Trente-cinq ans après le début de la pandémie, une personne sur deux en Afrique subsaharienne « ne connaît pas son statut VIH », souligne Joseph Larmarange, démographe en santé publique à l'Institut de recherche pour le développement.
Le dépistage est toujours insuffisant en Afrique de l'ouest et du centre, selon le démographe français qui a présenté une étude sur le sujet, à la 19e Conférence internationale sur le sida et les infections sexuellement transmissibles en Afrique, qui se tient à Abidjan du 4 au 9 décembre.
Pour Joseph Larmarange, « parce que l'Afrique de l'ouest a reçu moins d'attention que l'Afrique de l'est et australe, où la pandémie est plus importante. En Afrique de l'ouest, la pandémie est limitée dans la population générale, avec une prévalence de 1 à 2,5%, mais concentrée sur des groupes à risques, les travailleurs/travailleuses du sexe, les hommes qui ont des rapports sexuels avec d'autres hommes et les usagers de drogue. La difficulté, c'est comment toucher les personnes les plus à risque ».
Et si diverses stratégies ont été adoptées jusque-là, il est à noter que « les acteurs communautaires ne sont pas tous formés à faire ce dépistage, il y a là un retard à rattraper », ajoute-t-il.
Autre point important souligné par le démographe, le dépistage systématique dans toutes les consultations médicales, prôné à une époque par l'Organisation mondiale de la santé, reste limité en pratique, à cause des réticences des personnels soignants et de la lourdeur du dispositif. Seulement une personne sur cinq se le voit proposer lors d'une consultation de médecine générale. « Même lors des consultations spécifiques pour des infections sexuellement transmissibles, trois quarts des personnes ne se sont pas vu proposer un dépistage. Lors des consultations prénatales, un quart des femmes ne se voit pas proposer de test, ni non plus deux tiers des hommes qui accompagnent leurs femmes. C'est ce que montre notre étude en Côte d'Ivoire », poursuit le démographe.
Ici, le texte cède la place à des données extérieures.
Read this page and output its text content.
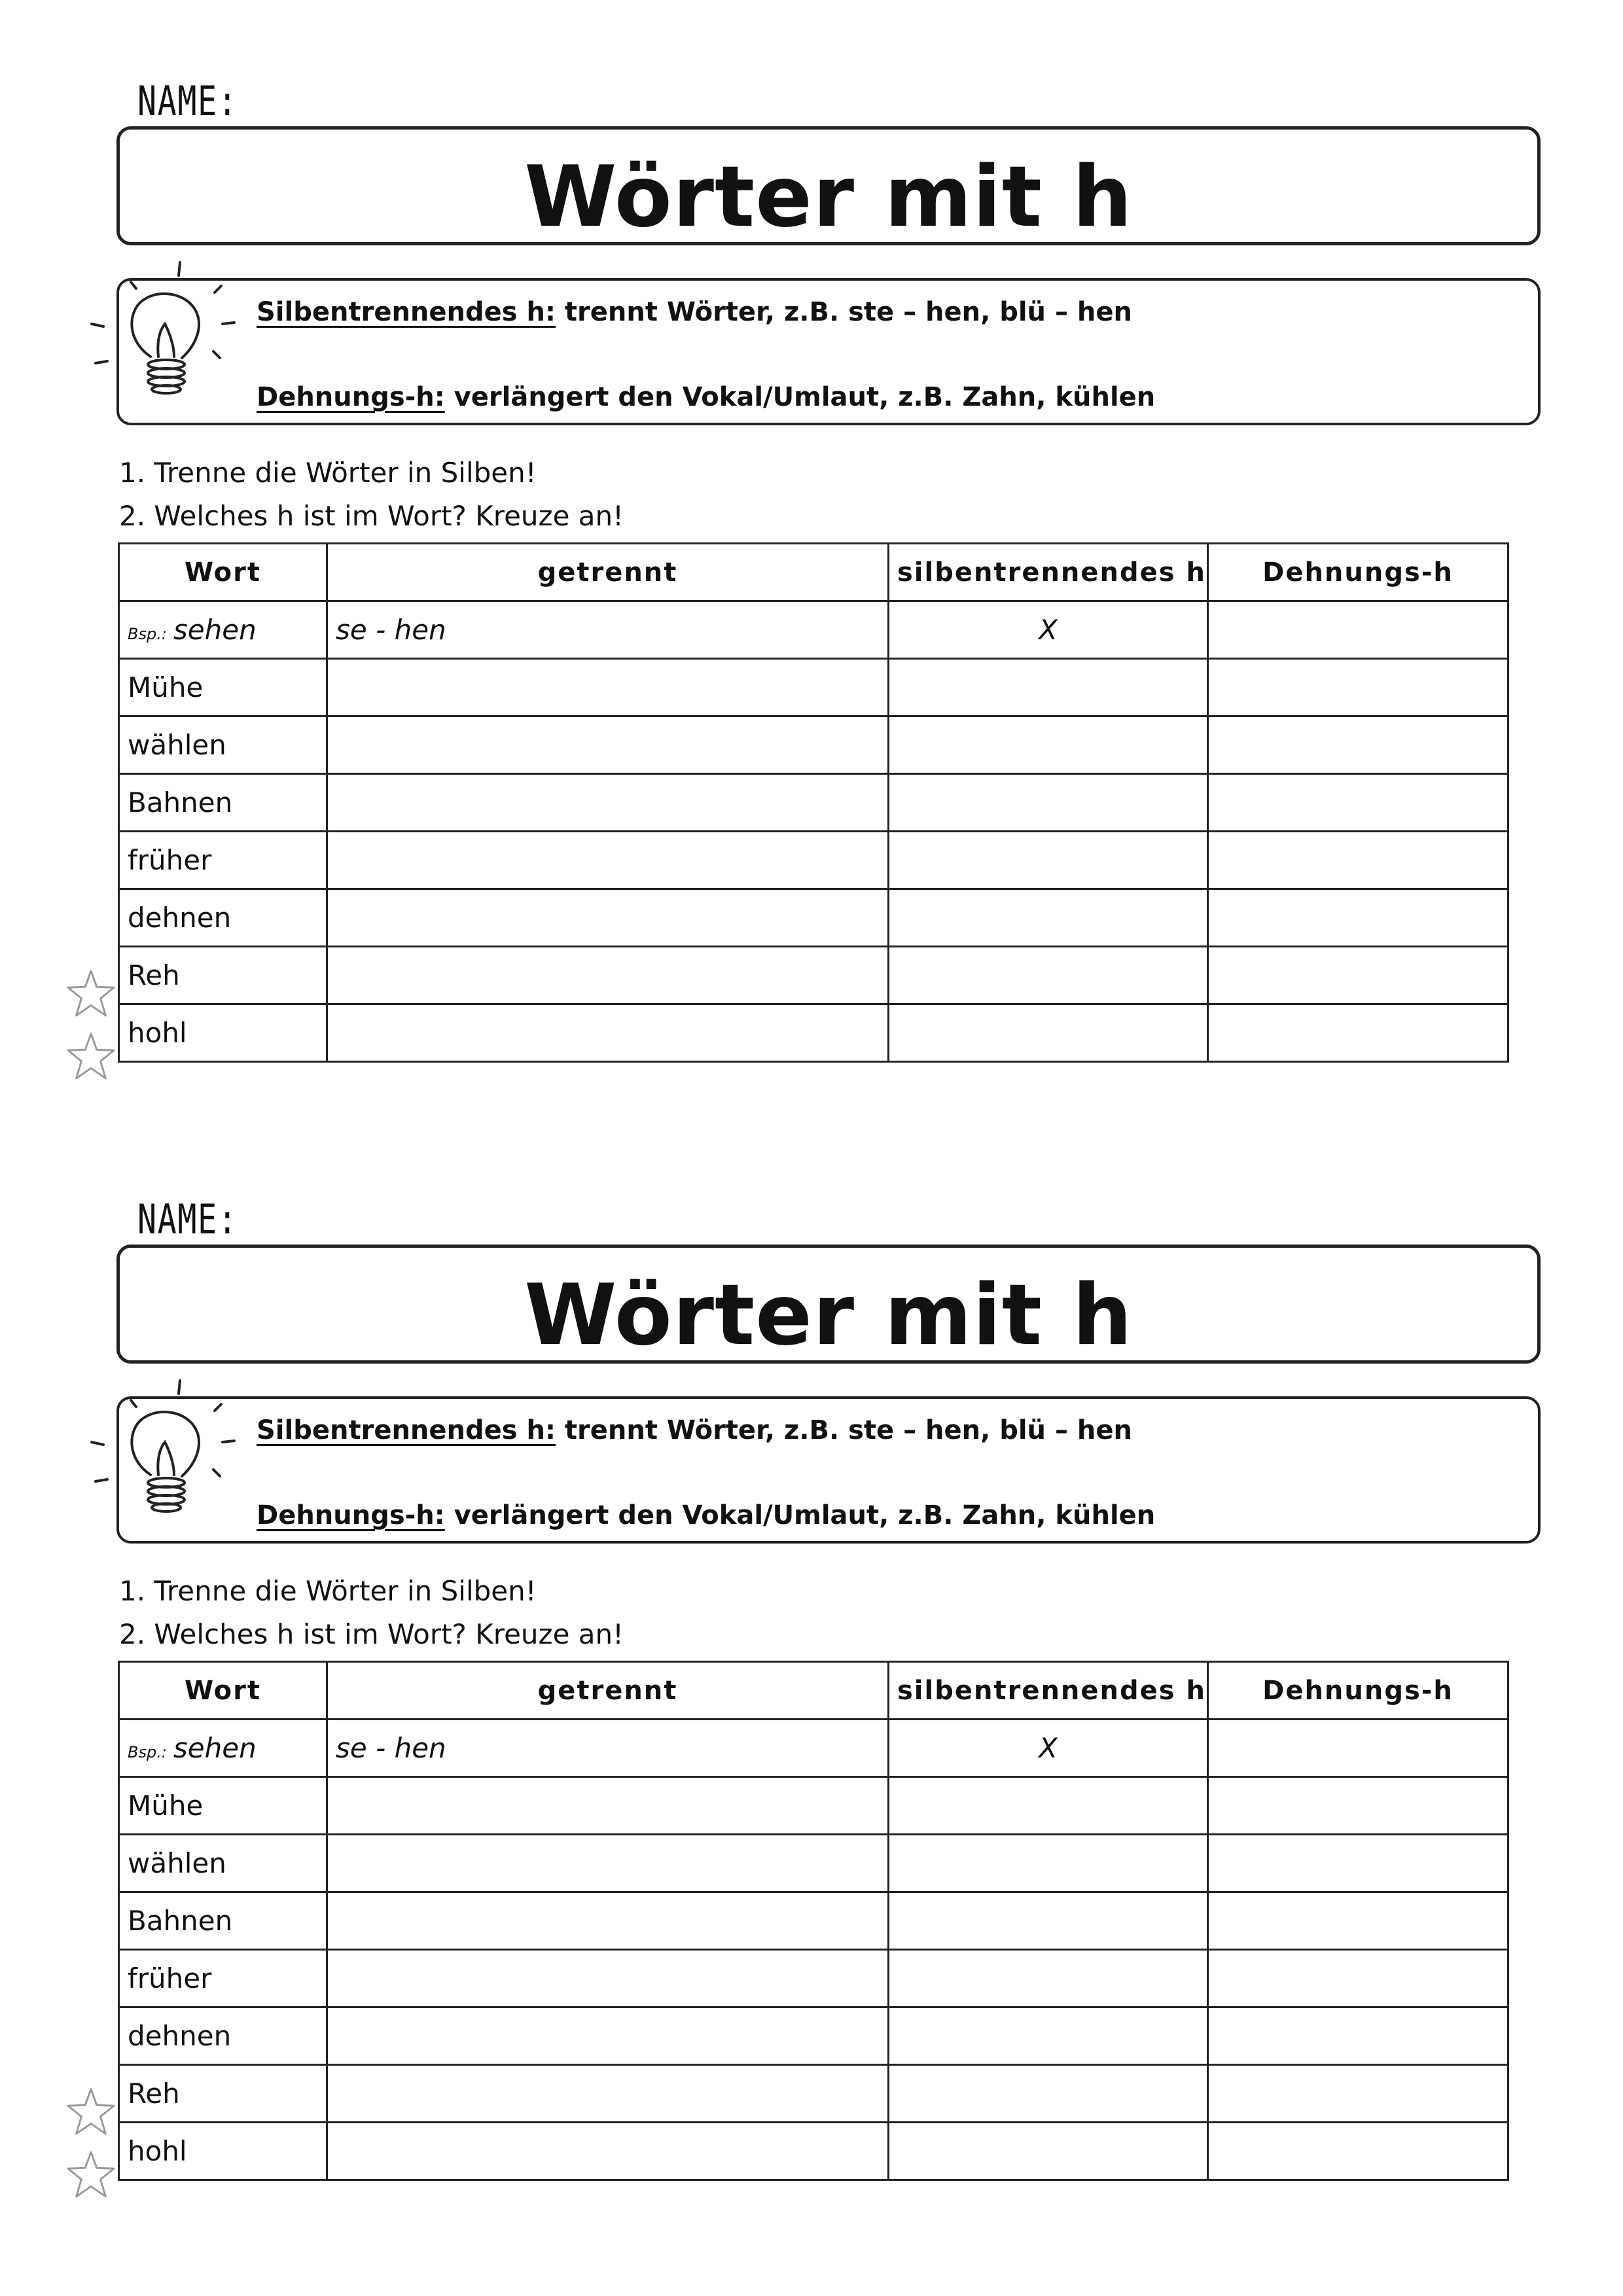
NAME:
Wörter mit h
Silbentrennendes h: trennt Wörter, z.B. ste – hen, blü – hen
Dehnungs-h: verlängert den Vokal/Umlaut, z.B. Zahn, kühlen
1. Trenne die Wörter in Silben!
2. Welches h ist im Wort? Kreuze an!
Wort	getrennt	silbentrennendes h	Dehnungs-h
Bsp.: sehen	se - hen	X	
Mühe			
wählen			
Bahnen			
früher			
dehnen			
Reh			
hohl			
NAME:
Wörter mit h
Silbentrennendes h: trennt Wörter, z.B. ste – hen, blü – hen
Dehnungs-h: verlängert den Vokal/Umlaut, z.B. Zahn, kühlen
1. Trenne die Wörter in Silben!
2. Welches h ist im Wort? Kreuze an!
Wort	getrennt	silbentrennendes h	Dehnungs-h
Bsp.: sehen	se - hen	X	
Mühe			
wählen			
Bahnen			
früher			
dehnen			
Reh			
hohl			
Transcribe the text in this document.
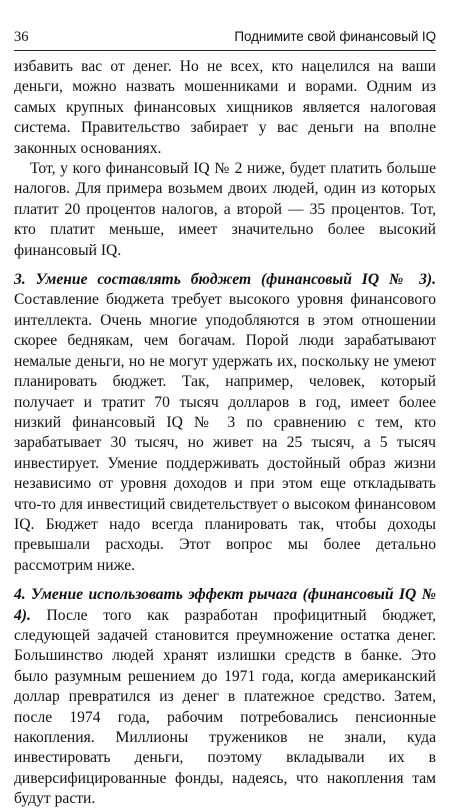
36	Поднимите свой финансовый IQ

избавить вас от денег. Но не всех, кто нацелился на ваши деньги, можно назвать мошенниками и ворами. Одним из самых крупных финансовых хищников является налоговая система. Правительство забирает у вас деньги на вполне законных основаниях.

Тот, у кого финансовый IQ № 2 ниже, будет платить больше налогов. Для примера возьмем двоих людей, один из которых платит 20 процентов налогов, а второй — 35 процентов. Тот, кто платит меньше, имеет значительно более высокий финансовый IQ.

3. Умение составлять бюджет (финансовый IQ № 3). Составление бюджета требует высокого уровня финансового интеллекта. Очень многие уподобляются в этом отношении скорее беднякам, чем богачам. Порой люди зарабатывают немалые деньги, но не могут удержать их, поскольку не умеют планировать бюджет. Так, например, человек, который получает и тратит 70 тысяч долларов в год, имеет более низкий финансовый IQ № 3 по сравнению с тем, кто зарабатывает 30 тысяч, но живет на 25 тысяч, а 5 тысяч инвестирует. Умение поддерживать достойный образ жизни независимо от уровня доходов и при этом еще откладывать что-то для инвестиций свидетельствует о высоком финансовом IQ. Бюджет надо всегда планировать так, чтобы доходы превышали расходы. Этот вопрос мы более детально рассмотрим ниже.

4. Умение использовать эффект рычага (финансовый IQ № 4). После того как разработан профицитный бюджет, следующей задачей становится преумножение остатка денег. Большинство людей хранят излишки средств в банке. Это было разумным решением до 1971 года, когда американский доллар превратился из денег в платежное средство. Затем, после 1974 года, рабочим потребовались пенсионные накопления. Миллионы тружеников не знали, куда инвестировать деньги, поэтому вкладывали их в диверсифицированные фонды, надеясь, что накопления там будут расти.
Joseph Larmarange relève, par ailleurs, qu’il « faut toujours renforcer l'activité communautaire pour les populations plus difficiles d'accès, mais même là il y a plein de gens qu'on ne voit pas. Et, là, des nouveaux outils comme l'autotest ont une place à prendre dans le dispositif en Afrique de l'ouest et centrale. L'autotest peut être proposé de différentes manières : par la distribution secondaire, c'est-à-dire en donnant les tests à des personnes qui les redonnent ensuite à leur entourage, pour atteindre des populations cachées, comme des travailleuses du sexe occasionnelles, des homosexuels hors milieu. Et par la distribution en pharmacie, y compris dans des zones rurales et reculées. C'est la multiplication des stratégies qui va permettre d'avancer ».
Enfin, il paraît encore aujourd’hui que le dépistage en Afrique de l’ouest et du centre demeure un véritable défi. « Le dépistage, c'est la pierre angulaire de la réponse à la lutte contre le sida, puisqu'une fois que les personnes sont dépistées, si elles sont positives, on peut les orienter vers une prise en charge médicale et un traitement, et si elles sont négatives, vers les actions de prévention », conclut-il.